Clinicians should remember that oral, intravenous, and topical TXA are equally effective in reducing perioperative blood loss and transfusion needs in TKA, but oral TXA offers significant cost savings. However, its use may be limited by logistical challenges related to preoperative timing. A key limitation of the study is its insufficient power to detect differences in transfusion rates due to the low event rate.
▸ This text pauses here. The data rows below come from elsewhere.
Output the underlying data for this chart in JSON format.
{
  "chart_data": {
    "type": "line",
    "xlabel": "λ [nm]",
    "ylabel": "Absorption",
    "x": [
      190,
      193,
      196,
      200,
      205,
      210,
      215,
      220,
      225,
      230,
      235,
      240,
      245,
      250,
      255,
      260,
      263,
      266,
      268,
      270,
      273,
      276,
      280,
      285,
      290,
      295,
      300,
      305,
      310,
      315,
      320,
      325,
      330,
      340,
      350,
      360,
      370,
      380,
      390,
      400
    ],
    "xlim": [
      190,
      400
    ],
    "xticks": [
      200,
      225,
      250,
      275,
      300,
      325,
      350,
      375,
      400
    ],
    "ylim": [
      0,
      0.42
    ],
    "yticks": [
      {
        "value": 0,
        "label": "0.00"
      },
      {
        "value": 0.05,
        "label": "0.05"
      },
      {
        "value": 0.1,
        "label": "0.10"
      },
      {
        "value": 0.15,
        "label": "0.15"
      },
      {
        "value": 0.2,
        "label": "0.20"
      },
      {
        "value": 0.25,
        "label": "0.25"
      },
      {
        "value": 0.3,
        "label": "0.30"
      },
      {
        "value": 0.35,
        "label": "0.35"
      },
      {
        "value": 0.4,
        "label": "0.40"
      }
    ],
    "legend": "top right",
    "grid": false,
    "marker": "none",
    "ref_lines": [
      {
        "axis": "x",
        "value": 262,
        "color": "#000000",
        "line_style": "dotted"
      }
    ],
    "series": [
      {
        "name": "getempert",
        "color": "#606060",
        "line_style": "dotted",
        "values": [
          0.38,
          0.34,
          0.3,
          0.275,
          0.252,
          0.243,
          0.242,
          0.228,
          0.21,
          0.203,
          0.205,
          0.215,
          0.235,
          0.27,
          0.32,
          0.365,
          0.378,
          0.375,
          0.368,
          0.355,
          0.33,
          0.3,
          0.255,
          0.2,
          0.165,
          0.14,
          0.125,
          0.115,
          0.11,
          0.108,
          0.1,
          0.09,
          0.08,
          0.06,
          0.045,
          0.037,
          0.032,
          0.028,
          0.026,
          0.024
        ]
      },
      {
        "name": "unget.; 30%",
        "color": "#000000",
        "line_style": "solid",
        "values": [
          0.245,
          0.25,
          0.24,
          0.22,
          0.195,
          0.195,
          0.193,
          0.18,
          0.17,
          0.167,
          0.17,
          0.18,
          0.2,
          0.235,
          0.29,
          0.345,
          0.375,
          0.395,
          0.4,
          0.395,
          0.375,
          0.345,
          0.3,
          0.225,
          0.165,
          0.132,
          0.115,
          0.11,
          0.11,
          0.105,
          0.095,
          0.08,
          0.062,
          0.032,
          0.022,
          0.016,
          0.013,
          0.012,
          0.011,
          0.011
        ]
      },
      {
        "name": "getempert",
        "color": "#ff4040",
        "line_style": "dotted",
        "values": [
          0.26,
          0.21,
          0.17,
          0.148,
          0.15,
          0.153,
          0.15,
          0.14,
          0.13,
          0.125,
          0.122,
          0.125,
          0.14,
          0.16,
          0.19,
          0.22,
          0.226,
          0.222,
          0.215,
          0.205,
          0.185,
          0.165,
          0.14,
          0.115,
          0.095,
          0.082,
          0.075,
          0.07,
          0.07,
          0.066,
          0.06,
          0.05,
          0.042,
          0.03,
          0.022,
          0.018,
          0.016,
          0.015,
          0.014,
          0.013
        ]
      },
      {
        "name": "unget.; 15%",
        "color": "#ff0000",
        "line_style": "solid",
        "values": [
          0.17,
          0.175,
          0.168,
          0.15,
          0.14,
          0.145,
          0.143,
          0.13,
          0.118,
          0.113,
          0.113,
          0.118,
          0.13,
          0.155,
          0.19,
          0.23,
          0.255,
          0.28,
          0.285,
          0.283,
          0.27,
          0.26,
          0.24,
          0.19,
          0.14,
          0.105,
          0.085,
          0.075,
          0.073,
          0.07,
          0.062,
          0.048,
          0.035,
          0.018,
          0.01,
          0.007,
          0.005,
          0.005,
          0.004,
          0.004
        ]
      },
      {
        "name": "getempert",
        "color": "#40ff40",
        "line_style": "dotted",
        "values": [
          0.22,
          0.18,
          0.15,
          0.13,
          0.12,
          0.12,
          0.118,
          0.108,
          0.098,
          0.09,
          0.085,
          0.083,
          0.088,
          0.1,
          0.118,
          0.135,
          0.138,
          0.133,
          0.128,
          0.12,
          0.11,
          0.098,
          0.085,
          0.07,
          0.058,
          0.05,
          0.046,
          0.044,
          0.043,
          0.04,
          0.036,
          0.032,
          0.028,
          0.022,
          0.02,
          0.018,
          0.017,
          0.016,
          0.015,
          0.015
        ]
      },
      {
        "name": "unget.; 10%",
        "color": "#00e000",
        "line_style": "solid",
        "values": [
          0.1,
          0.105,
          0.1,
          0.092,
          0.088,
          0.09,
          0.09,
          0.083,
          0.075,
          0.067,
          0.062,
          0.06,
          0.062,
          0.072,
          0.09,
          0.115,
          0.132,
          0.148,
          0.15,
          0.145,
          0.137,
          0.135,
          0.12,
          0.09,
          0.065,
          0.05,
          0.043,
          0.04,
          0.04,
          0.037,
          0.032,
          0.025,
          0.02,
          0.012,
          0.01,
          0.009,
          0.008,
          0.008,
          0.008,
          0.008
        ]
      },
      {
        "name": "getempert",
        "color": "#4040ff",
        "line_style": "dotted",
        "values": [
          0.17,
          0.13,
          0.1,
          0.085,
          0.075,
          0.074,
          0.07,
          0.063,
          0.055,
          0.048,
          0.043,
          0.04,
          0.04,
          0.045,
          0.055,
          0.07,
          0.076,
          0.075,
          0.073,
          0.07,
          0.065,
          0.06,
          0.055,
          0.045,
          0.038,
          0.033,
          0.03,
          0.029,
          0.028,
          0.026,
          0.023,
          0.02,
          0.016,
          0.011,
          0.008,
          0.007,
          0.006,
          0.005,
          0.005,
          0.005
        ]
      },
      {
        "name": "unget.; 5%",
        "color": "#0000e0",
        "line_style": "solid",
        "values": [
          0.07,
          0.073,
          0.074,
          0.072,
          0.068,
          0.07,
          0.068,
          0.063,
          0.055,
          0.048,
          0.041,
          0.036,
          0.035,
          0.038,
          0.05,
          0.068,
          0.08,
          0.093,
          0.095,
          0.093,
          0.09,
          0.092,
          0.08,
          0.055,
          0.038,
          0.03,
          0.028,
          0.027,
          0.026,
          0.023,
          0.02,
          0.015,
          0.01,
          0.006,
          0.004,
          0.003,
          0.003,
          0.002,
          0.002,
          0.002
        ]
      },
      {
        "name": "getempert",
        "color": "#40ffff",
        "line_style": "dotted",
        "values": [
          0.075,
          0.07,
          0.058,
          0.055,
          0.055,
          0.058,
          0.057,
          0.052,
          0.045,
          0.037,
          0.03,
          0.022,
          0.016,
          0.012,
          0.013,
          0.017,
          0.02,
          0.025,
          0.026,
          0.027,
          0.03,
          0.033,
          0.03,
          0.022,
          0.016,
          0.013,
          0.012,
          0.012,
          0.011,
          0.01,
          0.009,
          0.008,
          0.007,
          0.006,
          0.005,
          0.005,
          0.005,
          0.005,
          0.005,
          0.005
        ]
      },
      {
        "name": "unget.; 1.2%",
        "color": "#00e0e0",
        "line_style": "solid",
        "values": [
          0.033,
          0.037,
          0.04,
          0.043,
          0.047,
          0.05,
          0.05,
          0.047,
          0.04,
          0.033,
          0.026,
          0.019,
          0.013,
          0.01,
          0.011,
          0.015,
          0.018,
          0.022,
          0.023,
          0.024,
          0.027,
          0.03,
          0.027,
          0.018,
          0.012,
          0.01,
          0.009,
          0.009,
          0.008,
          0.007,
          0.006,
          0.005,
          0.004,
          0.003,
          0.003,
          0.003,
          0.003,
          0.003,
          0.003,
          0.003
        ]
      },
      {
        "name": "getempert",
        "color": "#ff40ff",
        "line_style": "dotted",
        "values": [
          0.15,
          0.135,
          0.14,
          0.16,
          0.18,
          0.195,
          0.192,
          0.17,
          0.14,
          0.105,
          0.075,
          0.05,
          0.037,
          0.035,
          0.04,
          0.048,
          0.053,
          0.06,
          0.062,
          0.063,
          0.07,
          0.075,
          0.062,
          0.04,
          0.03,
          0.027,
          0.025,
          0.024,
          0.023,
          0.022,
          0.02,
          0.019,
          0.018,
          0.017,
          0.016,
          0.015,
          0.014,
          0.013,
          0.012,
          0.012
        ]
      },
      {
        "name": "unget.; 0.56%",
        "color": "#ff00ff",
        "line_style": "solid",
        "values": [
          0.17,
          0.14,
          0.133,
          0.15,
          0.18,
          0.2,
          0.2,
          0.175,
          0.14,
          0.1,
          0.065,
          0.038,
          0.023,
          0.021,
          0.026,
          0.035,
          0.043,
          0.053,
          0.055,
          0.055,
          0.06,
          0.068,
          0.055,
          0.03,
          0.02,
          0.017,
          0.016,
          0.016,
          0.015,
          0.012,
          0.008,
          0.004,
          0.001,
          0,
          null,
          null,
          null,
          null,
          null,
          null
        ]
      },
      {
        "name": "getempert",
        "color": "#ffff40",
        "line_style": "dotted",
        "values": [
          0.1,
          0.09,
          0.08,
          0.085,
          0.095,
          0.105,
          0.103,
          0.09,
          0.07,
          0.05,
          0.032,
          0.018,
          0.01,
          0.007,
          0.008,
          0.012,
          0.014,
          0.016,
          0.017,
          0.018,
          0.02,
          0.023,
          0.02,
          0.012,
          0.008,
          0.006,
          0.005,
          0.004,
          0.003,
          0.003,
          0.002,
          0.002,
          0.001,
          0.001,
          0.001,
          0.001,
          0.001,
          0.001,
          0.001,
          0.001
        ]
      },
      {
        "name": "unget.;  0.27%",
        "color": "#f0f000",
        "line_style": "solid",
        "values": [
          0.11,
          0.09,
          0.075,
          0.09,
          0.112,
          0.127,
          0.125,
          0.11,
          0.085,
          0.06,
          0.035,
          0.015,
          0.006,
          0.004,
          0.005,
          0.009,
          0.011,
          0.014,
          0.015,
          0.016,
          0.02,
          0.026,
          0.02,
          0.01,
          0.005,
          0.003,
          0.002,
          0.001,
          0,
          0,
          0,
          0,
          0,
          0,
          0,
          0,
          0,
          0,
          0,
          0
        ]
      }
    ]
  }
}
Zusammenfassung der Studie
One hundred eleven patients undergoing primary unilateral total knee arthroplasty were randomized to receive intravenous TXA (n=37), oral TXA (n=37), or topical TXA (n=37). The primary outcomes of interest were 24-hour hemoglobin loss, calculated blood loss, and blood transfusion rate. Secondary outcomes included length of hospital stay, ambulation rate on postoperative day 0, maximum ambulation distance on postoperative day 1, and maximum knee flexion on postoperative day 1. Outcomes were assessed within the first 24 hours postoperatively. Overall, the results of the study revealed no statistically significant differences among the three groups for hemoglobin loss (P=.79), calculated blood loss (P=.61), or transfusion rates (0% in all groups). The study concluded that all three TXA administration routes are similarly effective, but oral TXA is more cost-effective, despite potential logistical challenges in timing.